奈良公園へ抜ける道はいくつかあるはずなのに、気がつくと、今でもこの
アーケードを通ってしまう。
そして、その度に身構える。“見知った人に会ったらどうしよう・・・”
学生時代、この道を無事に通れることはまず稀だった。
商店街の先にある三条通りに交わる手前で、下手をすれば商店街の入口で、
何故か知った顔に出くわす。軽く挨拶を交わすも、相手がにやりと笑ったかと
思ったら、そのまま飲み会へ、のパターン。
厭な思い出ではないはずなのに、度々の刷り込みは強い。数年を経た今でも
消えない習性に苦笑する。
そんな狭い奈良。限られた夏の行事。
いきおい誰かに会うのは必定。それでも出かけていったのは夜のせい。
暗がりが多少のことはぼかしてくれると思ったから。
真面目に表参道を歩いて、拝殿で柏手を打つ。
隣にいた人の将来を初めて願った。
自分たちの、ではなかったのは、年上のその人は、単にわがままに付き合って
くれただけという歴然とした意識があったから。
呼び出したのは私。
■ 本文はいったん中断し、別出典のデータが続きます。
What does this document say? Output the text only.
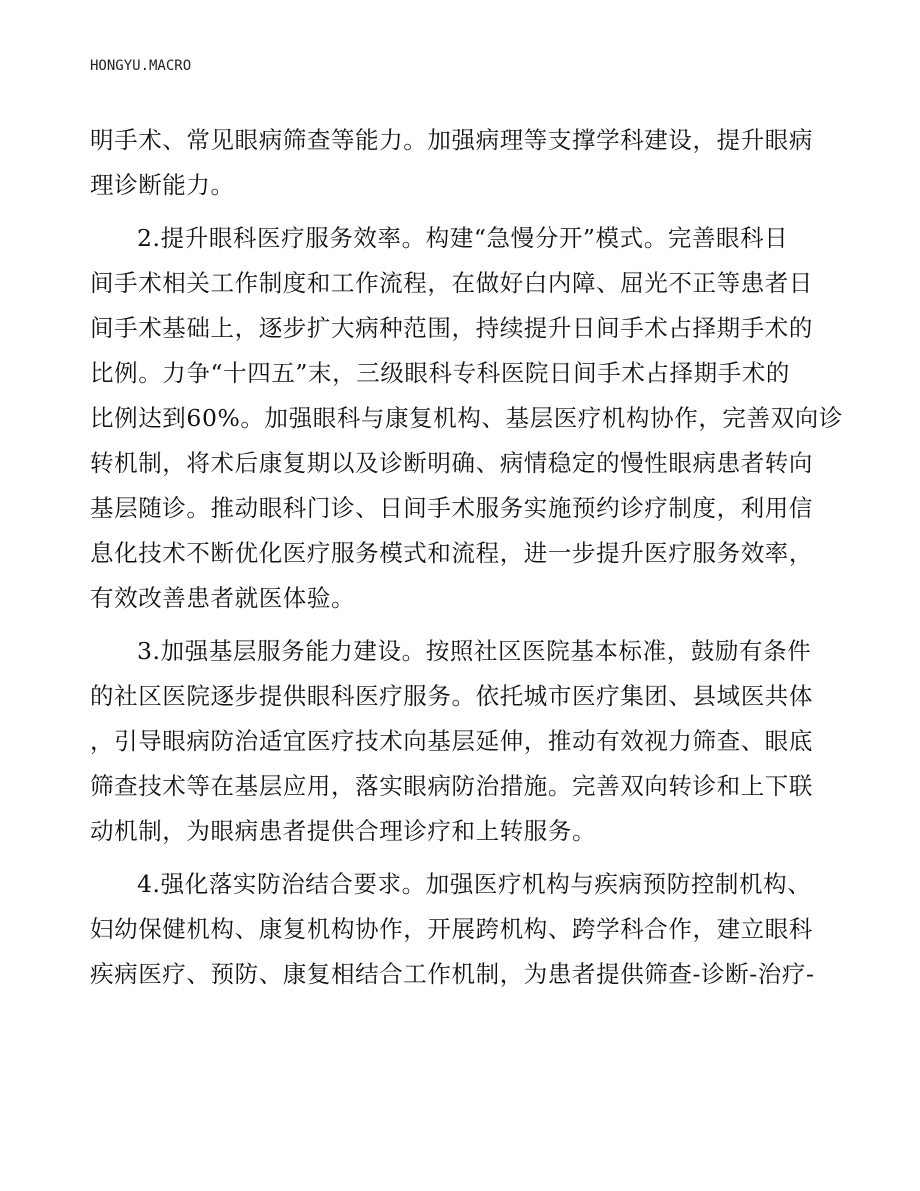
HONGYU.MACRO
明手术、常见眼病筛查等能力。加强病理等支撑学科建设，提升眼病
理诊断能力。
2.提升眼科医疗服务效率。构建“急慢分开”模式。完善眼科日
间手术相关工作制度和工作流程，在做好白内障、屈光不正等患者日
间手术基础上，逐步扩大病种范围，持续提升日间手术占择期手术的
比例。力争“十四五”末，三级眼科专科医院日间手术占择期手术的
比例达到60%。加强眼科与康复机构、基层医疗机构协作，完善双向诊
转机制，将术后康复期以及诊断明确、病情稳定的慢性眼病患者转向
基层随诊。推动眼科门诊、日间手术服务实施预约诊疗制度，利用信
息化技术不断优化医疗服务模式和流程，进一步提升医疗服务效率，
有效改善患者就医体验。
3.加强基层服务能力建设。按照社区医院基本标准，鼓励有条件
的社区医院逐步提供眼科医疗服务。依托城市医疗集团、县域医共体
，引导眼病防治适宜医疗技术向基层延伸，推动有效视力筛查、眼底
筛查技术等在基层应用，落实眼病防治措施。完善双向转诊和上下联
动机制，为眼病患者提供合理诊疗和上转服务。
4.强化落实防治结合要求。加强医疗机构与疾病预防控制机构、
妇幼保健机构、康复机构协作，开展跨机构、跨学科合作，建立眼科
疾病医疗、预防、康复相结合工作机制，为患者提供筛查-诊断-治疗-
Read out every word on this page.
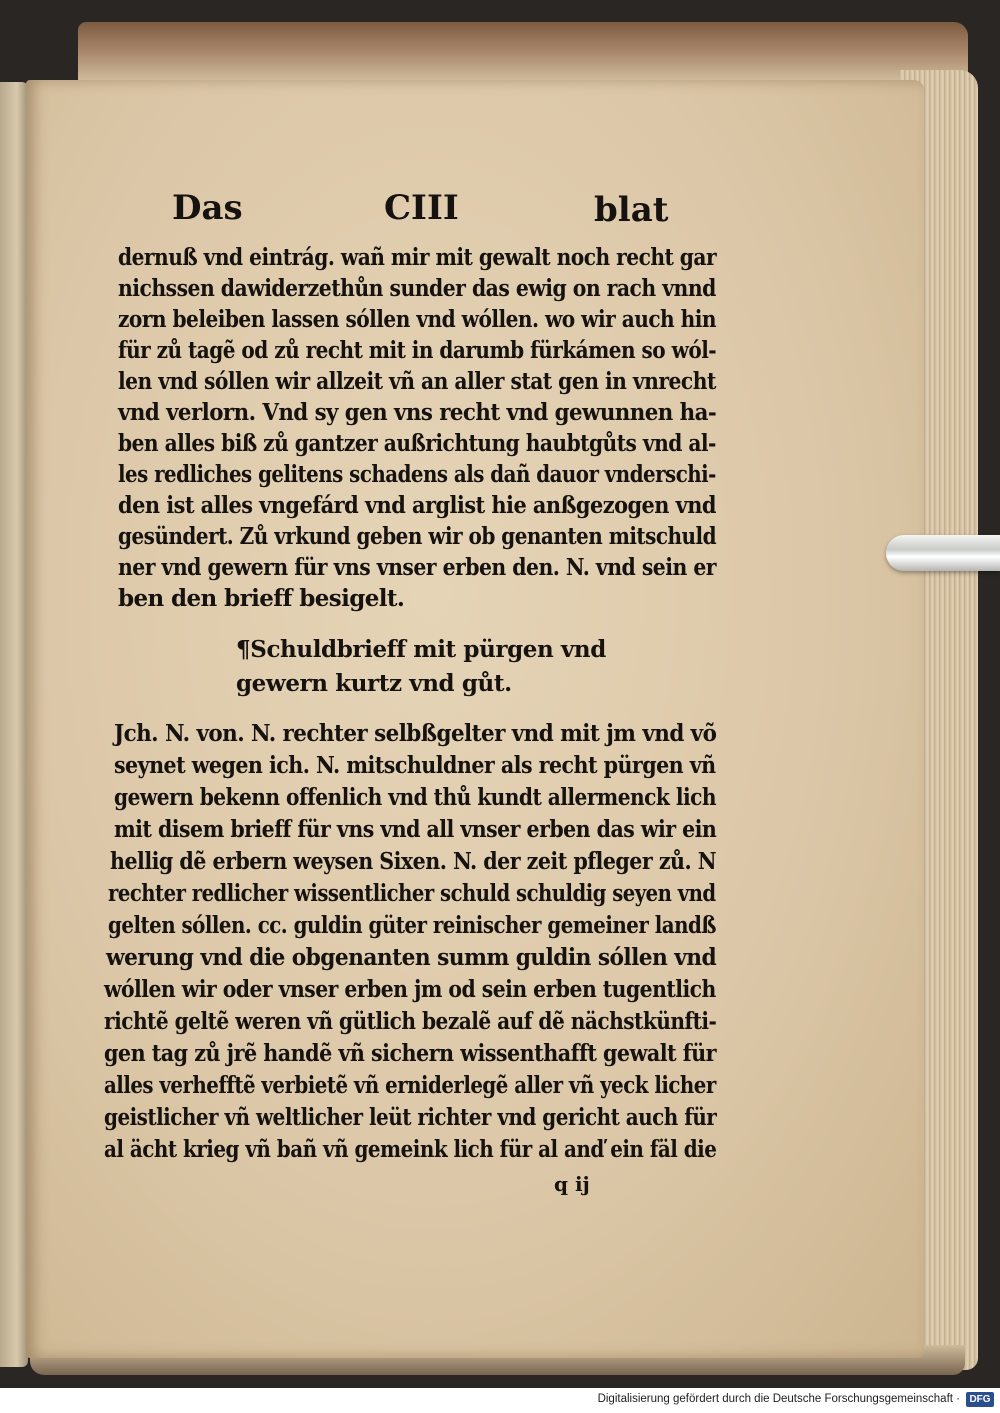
Das	CIII	blat
dernuß vnd eintrág. wañ mir mit gewalt noch recht gar
nichssen dawiderzethůn sunder das ewig on rach vnnd
zorn beleiben lassen sóllen vnd wóllen. wo wir auch hin
für zů tagẽ od zů recht mit in darumb fürkámen so wól-
len vnd sóllen wir allzeit vñ an aller stat gen in vnrecht
vnd verlorn. Vnd sy gen vns recht vnd gewunnen ha-
ben alles biß zů gantzer außrichtung haubtgůts vnd al-
les redliches gelitens schadens als dañ dauor vnderschi-
den ist alles vngefárd vnd arglist hie anßgezogen vnd
gesündert. Zů vrkund geben wir ob genanten mitschuld
ner vnd gewern für vns vnser erben den. N. vnd sein er
ben den brieff besigelt.
¶Schuldbrieff mit pürgen vnd
gewern kurtz vnd gůt.
Jch. N. von. N. rechter selbßgelter vnd mit jm vnd võ
seynet wegen ich. N. mitschuldner als recht pürgen vñ
gewern bekenn offenlich vnd thů kundt allermenck lich
mit disem brieff für vns vnd all vnser erben das wir ein
hellig dẽ erbern weysen Sixen. N. der zeit pfleger zů. N
rechter redlicher wissentlicher schuld schuldig seyen vnd
gelten sóllen. cc. guldin güter reinischer gemeiner landß
werung vnd die obgenanten summ guldin sóllen vnd
wóllen wir oder vnser erben jm od sein erben tugentlich
richtẽ geltẽ weren vñ gütlich bezalẽ auf dẽ nächstkünfti-
gen tag zů jrẽ handẽ vñ sichern wissenthafft gewalt für
alles verhefftẽ verbietẽ vñ erniderlegẽ aller vñ yeck licher
geistlicher vñ weltlicher leüt richter vnd gericht auch für
al ächt krieg vñ bañ vñ gemeink lich für al anď ein fäl die
q ij
Digitalisierung gefördert durch die Deutsche Forschungsgemeinschaft · DFG
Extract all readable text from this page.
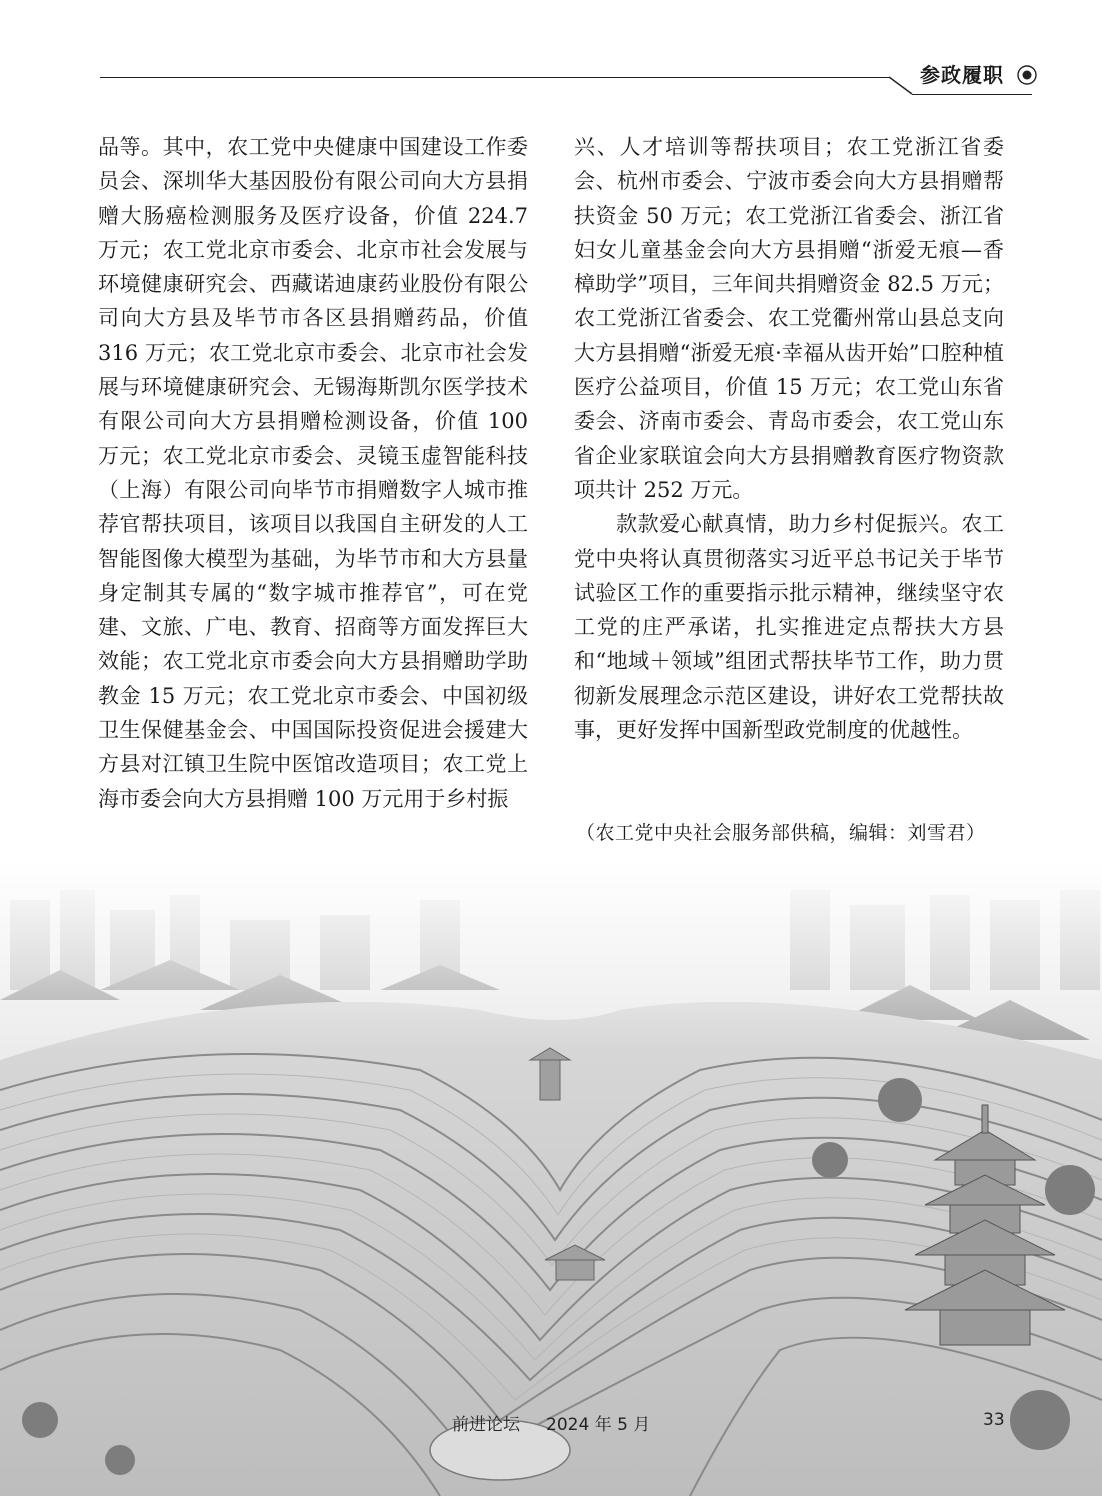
参政履职

品等。其中，农工党中央健康中国建设工作委员会、深圳华大基因股份有限公司向大方县捐赠大肠癌检测服务及医疗设备，价值 224.7 万元；农工党北京市委会、北京市社会发展与环境健康研究会、西藏诺迪康药业股份有限公司向大方县及毕节市各区县捐赠药品，价值 316 万元；农工党北京市委会、北京市社会发展与环境健康研究会、无锡海斯凯尔医学技术有限公司向大方县捐赠检测设备，价值 100 万元；农工党北京市委会、灵镜玉虚智能科技（上海）有限公司向毕节市捐赠数字人城市推荐官帮扶项目，该项目以我国自主研发的人工智能图像大模型为基础，为毕节市和大方县量身定制其专属的“数字城市推荐官”，可在党建、文旅、广电、教育、招商等方面发挥巨大效能；农工党北京市委会向大方县捐赠助学助教金 15 万元；农工党北京市委会、中国初级卫生保健基金会、中国国际投资促进会援建大方县对江镇卫生院中医馆改造项目；农工党上海市委会向大方县捐赠 100 万元用于乡村振

兴、人才培训等帮扶项目；农工党浙江省委会、杭州市委会、宁波市委会向大方县捐赠帮扶资金 50 万元；农工党浙江省委会、浙江省妇女儿童基金会向大方县捐赠“浙爱无痕—香樟助学”项目，三年间共捐赠资金 82.5 万元；农工党浙江省委会、农工党衢州常山县总支向大方县捐赠“浙爱无痕·幸福从齿开始”口腔种植医疗公益项目，价值 15 万元；农工党山东省委会、济南市委会、青岛市委会，农工党山东省企业家联谊会向大方县捐赠教育医疗物资款项共计 252 万元。

款款爱心献真情，助力乡村促振兴。农工党中央将认真贯彻落实习近平总书记关于毕节试验区工作的重要指示批示精神，继续坚守农工党的庄严承诺，扎实推进定点帮扶大方县和“地域＋领域”组团式帮扶毕节工作，助力贯彻新发展理念示范区建设，讲好农工党帮扶故事，更好发挥中国新型政党制度的优越性。

（农工党中央社会服务部供稿，编辑：刘雪君）
前进论坛 2024 年 5 月	33
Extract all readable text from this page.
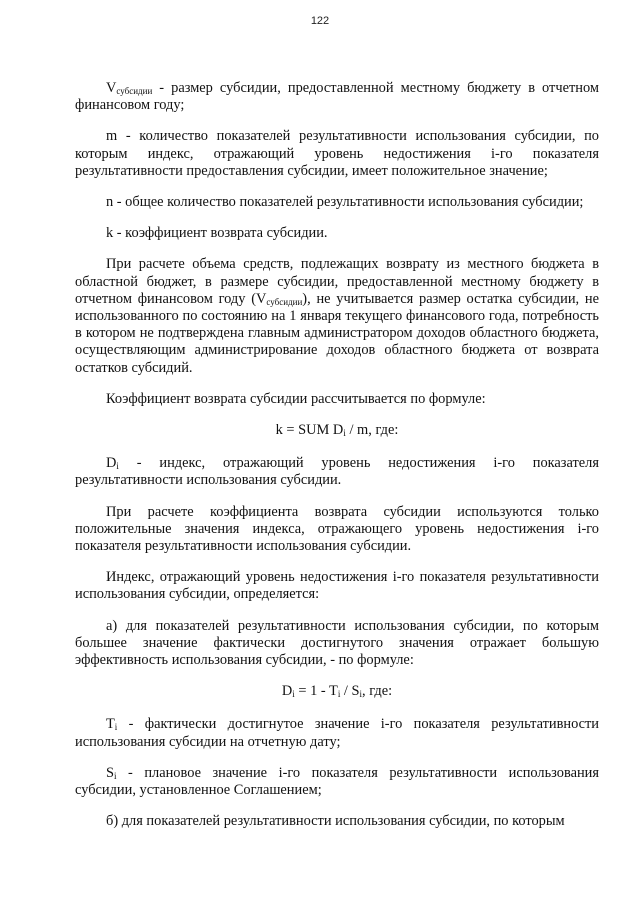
122

$V_{субсидии}$ - размер субсидии, предоставленной местному бюджету в отчетном финансовом году;

m - количество показателей результативности использования субсидии, по которым индекс, отражающий уровень недостижения i-го показателя результативности предоставления субсидии, имеет положительное значение;

n - общее количество показателей результативности использования субсидии;

k - коэффициент возврата субсидии.

При расчете объема средств, подлежащих возврату из местного бюджета в областной бюджет, в размере субсидии, предоставленной местному бюджету в отчетном финансовом году $(V_{субсидии})$, не учитывается размер остатка субсидии, не использованного по состоянию на 1 января текущего финансового года, потребность в котором не подтверждена главным администратором доходов областного бюджета, осуществляющим администрирование доходов областного бюджета от возврата остатков субсидий.

Коэффициент возврата субсидии рассчитывается по формуле:

k = SUM $D_i$ / m, где:

$D_i$ - индекс, отражающий уровень недостижения i-го показателя результативности использования субсидии.

При расчете коэффициента возврата субсидии используются только положительные значения индекса, отражающего уровень недостижения i-го показателя результативности использования субсидии.

Индекс, отражающий уровень недостижения i-го показателя результативности использования субсидии, определяется:

а) для показателей результативности использования субсидии, по которым большее значение фактически достигнутого значения отражает большую эффективность использования субсидии, - по формуле:

$D_i = 1 - T_i / S_i$, где:

$T_i$ - фактически достигнутое значение i-го показателя результативности использования субсидии на отчетную дату;

$S_i$ - плановое значение i-го показателя результативности использования субсидии, установленное Соглашением;

б) для показателей результативности использования субсидии, по которым
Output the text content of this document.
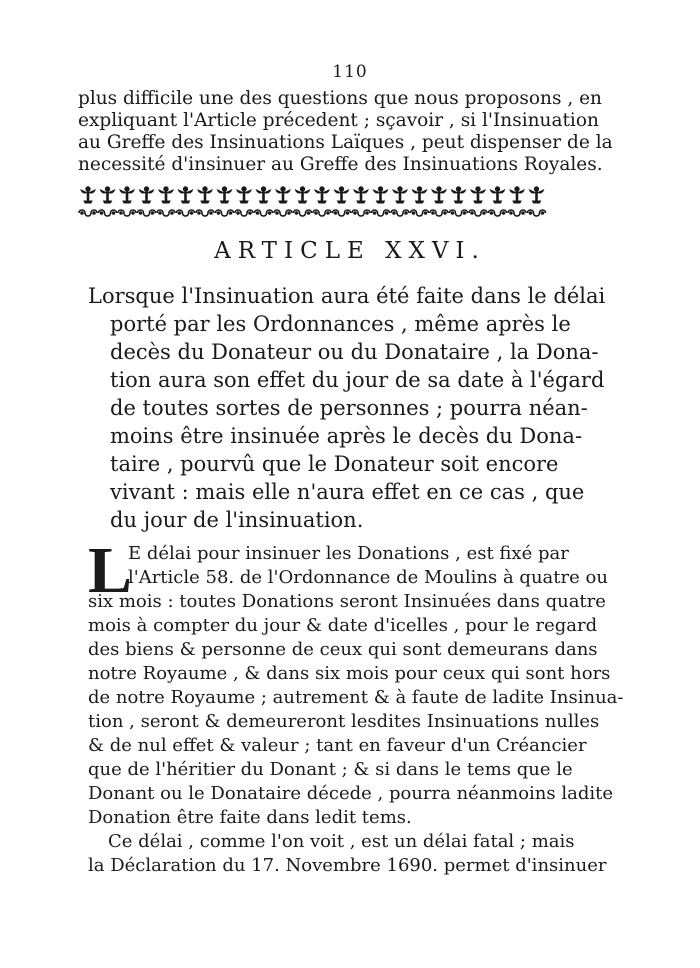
110
plus difficile une des questions que nous proposons , en
expliquant l'Article précedent ; sçavoir , si l'Insinuation
au Greffe des Insinuations Laïques , peut dispenser de la
necessité d'insinuer au Greffe des Insinuations Royales.
ARTICLE XXVI.
Lorsque l'Insinuation aura été faite dans le délai
porté par les Ordonnances , même après le
decès du Donateur ou du Donataire , la Dona-
tion aura son effet du jour de sa date à l'égard
de toutes sortes de personnes ; pourra néan-
moins être insinuée après le decès du Dona-
taire , pourvû que le Donateur soit encore
vivant : mais elle n'aura effet en ce cas , que
du jour de l'insinuation.
L
E délai pour insinuer les Donations , est fixé par
l'Article 58. de l'Ordonnance de Moulins à quatre ou
six mois : toutes Donations seront Insinuées dans quatre
mois à compter du jour & date d'icelles , pour le regard
des biens & personne de ceux qui sont demeurans dans
notre Royaume , & dans six mois pour ceux qui sont hors
de notre Royaume ; autrement & à faute de ladite Insinua-
tion , seront & demeureront lesdites Insinuations nulles
& de nul effet & valeur ; tant en faveur d'un Créancier
que de l'héritier du Donant ; & si dans le tems que le
Donant ou le Donataire décede , pourra néanmoins ladite
Donation être faite dans ledit tems.
Ce délai , comme l'on voit , est un délai fatal ; mais
la Déclaration du 17. Novembre 1690. permet d'insinuer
居残ってしまった夏、ちょっとした気分転換のつもりで。
回廊の、朱い格子の隙間から釣り燈蘢の灯りが揺れる。
本殿へ着いたのは、管絃が奉納される時間をはるかに過ぎた頃。これだった
ら知った人には会わないという安心感が、私を燈蘢の側まで近づけた。
ゆらぐ炎、まばゆい煌き。
眺めているうちに、何でもなく側にいる人の、顔や言葉についと引き寄せられ
そうになる。何度も何度も目を瞬かせながら、いかん、いかん、と首を振る。
蠱或的な炎の囁きに、耳を傾けてしまいたくなる。
帰りを促して東向き商店街を目指して歩いた道。
誰でもいいから知った人に会いたくて急いだ。
猿沢池のほとりまで辿りつく。アーケードは目前だ。ほっとして、団子のよう
に立ち止まって見上げる人波の先を振り返ると、山には大文字が燃えていた。